It makes you wonder. You see people on your nonprofit’s list of donors who gave once–sometimes very generously–and then didn’t give again. Not in a week, a month, or year. Never. “What happened?” you ask.
Recently, I was one of those one and done donors, and I thought telling my story would help you understand why people don’t give again, and what to do about it.
When and why I gave the first time
I hope you remember the horrific shooting in Buffalo, NY. Less than six weeks ago, on May 14, 2022, a young white man drove two hours so he could find a Black neighborhood and shoot up a supermarket there. Ten people died.
(I wouldn’t have to ask “Do you remember?” if we hadn’t had 39 more mass shootings in this country since then. A mass shooting nearly every day! Please do not get me started on the need for gun safety and the insidiousness of the Great Replacement Theory which targets both Jews and people of color. We could be here all day.)
Anyway, someone I know on Twitter called for donations to several Black nonprofit organizations in Buffalo. I looked into them, and I thought they were doing good work. It seemed like they would need more resources after the shooting than ever before. So I gave.
Give again? So soon?
You might not expect I’d give a second donation so soon. I usually don’t. But experts in the field say that soon after the first donation is a great time to ask, because the donor hasn’t yet forgotten why they gave the first time. (I surely didn’t!)
Donors who give again soon also have a greater chance of giving the third, fourth, etc. times. In fact, the lifetime value of a donor who makes the second gift soon is multiple times that of one who waits for a year or more.
I know all this. I’m in the field, after all! So why did I intend not to give again–and what could the Buffalo nonprofits have done to change my mind?
Why I didn’t give again
Like many donors of a certain age, I have a little list. They’re the organizations I’ve supported year in and year out, some for decades. I know, like, and trust these nonprofits. I’m loyal to them.
In contrast, my gifts to the Buffalo organizations were what people call disaster donations. I knew when I gave them that I would be giving to other organizations to combat the structural racism that led to the supermarket shooting. That’s a long-term donation strategy of mine. These gifts were to meet an immediate need.
Disaster donations to your nonprofit are hard to get renewed. Like donations in memory of an individual after they have just died, they come from people who aren’t necessarily meaning to give to YOU. They want to use their donation to show support for other people.
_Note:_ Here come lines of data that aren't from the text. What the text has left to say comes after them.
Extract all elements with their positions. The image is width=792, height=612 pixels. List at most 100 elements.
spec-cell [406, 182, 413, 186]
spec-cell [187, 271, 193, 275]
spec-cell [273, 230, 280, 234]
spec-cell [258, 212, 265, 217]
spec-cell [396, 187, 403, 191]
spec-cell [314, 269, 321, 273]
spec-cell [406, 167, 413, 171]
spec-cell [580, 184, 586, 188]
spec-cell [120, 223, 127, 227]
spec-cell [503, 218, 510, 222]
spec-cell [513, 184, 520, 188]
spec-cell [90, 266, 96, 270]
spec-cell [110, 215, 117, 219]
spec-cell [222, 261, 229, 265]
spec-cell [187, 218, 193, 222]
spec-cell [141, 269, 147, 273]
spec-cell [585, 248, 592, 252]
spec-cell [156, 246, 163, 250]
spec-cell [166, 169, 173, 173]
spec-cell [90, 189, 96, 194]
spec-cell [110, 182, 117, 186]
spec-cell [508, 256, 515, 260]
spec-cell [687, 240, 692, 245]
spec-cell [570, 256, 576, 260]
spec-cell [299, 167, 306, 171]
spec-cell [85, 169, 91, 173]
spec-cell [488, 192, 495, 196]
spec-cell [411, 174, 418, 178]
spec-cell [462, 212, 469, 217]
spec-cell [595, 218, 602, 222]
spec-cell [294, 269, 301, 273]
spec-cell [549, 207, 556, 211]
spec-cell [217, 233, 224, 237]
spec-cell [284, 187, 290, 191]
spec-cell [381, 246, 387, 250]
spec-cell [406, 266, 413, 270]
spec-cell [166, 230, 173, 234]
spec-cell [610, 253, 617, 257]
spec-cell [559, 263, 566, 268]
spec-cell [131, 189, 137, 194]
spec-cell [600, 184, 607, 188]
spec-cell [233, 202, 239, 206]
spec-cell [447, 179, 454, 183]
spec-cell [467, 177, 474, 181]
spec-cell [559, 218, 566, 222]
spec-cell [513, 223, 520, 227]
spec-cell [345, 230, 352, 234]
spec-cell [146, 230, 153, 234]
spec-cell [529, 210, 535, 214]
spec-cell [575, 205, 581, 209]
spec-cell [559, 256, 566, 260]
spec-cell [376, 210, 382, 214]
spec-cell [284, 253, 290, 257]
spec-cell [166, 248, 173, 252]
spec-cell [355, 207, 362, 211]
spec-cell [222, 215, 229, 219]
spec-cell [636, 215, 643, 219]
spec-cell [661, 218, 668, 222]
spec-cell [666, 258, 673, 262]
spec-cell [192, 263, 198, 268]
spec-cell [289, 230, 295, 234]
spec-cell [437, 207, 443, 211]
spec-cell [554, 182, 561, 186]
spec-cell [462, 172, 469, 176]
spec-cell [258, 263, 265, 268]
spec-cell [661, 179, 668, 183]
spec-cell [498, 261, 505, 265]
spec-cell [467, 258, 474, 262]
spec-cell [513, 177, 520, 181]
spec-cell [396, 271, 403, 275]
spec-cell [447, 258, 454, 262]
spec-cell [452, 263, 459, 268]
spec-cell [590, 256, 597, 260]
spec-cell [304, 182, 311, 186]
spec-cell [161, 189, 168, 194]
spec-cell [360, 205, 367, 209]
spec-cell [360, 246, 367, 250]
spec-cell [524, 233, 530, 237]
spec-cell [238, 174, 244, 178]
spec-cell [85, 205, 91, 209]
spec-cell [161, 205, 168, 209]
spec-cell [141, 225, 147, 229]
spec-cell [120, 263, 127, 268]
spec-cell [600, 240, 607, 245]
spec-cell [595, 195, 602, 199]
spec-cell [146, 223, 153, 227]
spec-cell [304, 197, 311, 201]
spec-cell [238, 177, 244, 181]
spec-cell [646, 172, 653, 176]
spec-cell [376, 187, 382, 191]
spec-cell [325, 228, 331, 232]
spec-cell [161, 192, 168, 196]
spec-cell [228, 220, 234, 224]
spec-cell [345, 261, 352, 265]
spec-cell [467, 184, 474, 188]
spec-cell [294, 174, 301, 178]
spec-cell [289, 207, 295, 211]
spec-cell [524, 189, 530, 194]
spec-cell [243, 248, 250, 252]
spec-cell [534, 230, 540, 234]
What might have made me give again?
It’s really hard for a nonprofit to get a disaster donor to become a regular donor. Try your best, and you still are likely to get no response from the majority. They are truly one and done.
What could the organizations I gave to have tried that might possibly have spurred my interest in giving again?
- Send a personal thank-you. Some of the groups I gave to sent no reply from the organization: they just let PayPal or GoFundMe do the job. The rest sent email that read like a cash register receipt or a record for the IRS. None sent an email–let alone a letter!–that made me glad I gave.
- Follow up with a welcome series. Even for a regular donation, reminding the donor who you are, what you do, and why they gave is essential. For a disaster donor, it may be the first time they really pay attention!
- Give them another way to feel involved. Can they sign a petition, call a legislator, show up for an event? Can they volunteer their time for the cause? The more invested they feel, the more they are likely to invest in the future.
- Ask. Not in the thank-you letter itself (the dreaded “thask”), but in a separate email, letter, or phone call. People don’t give if they are not asked…unless they are far more committed to the organization than your first-time donors are going to be!
Is your organization set up to persuade all donors that they made the right decision when they gave?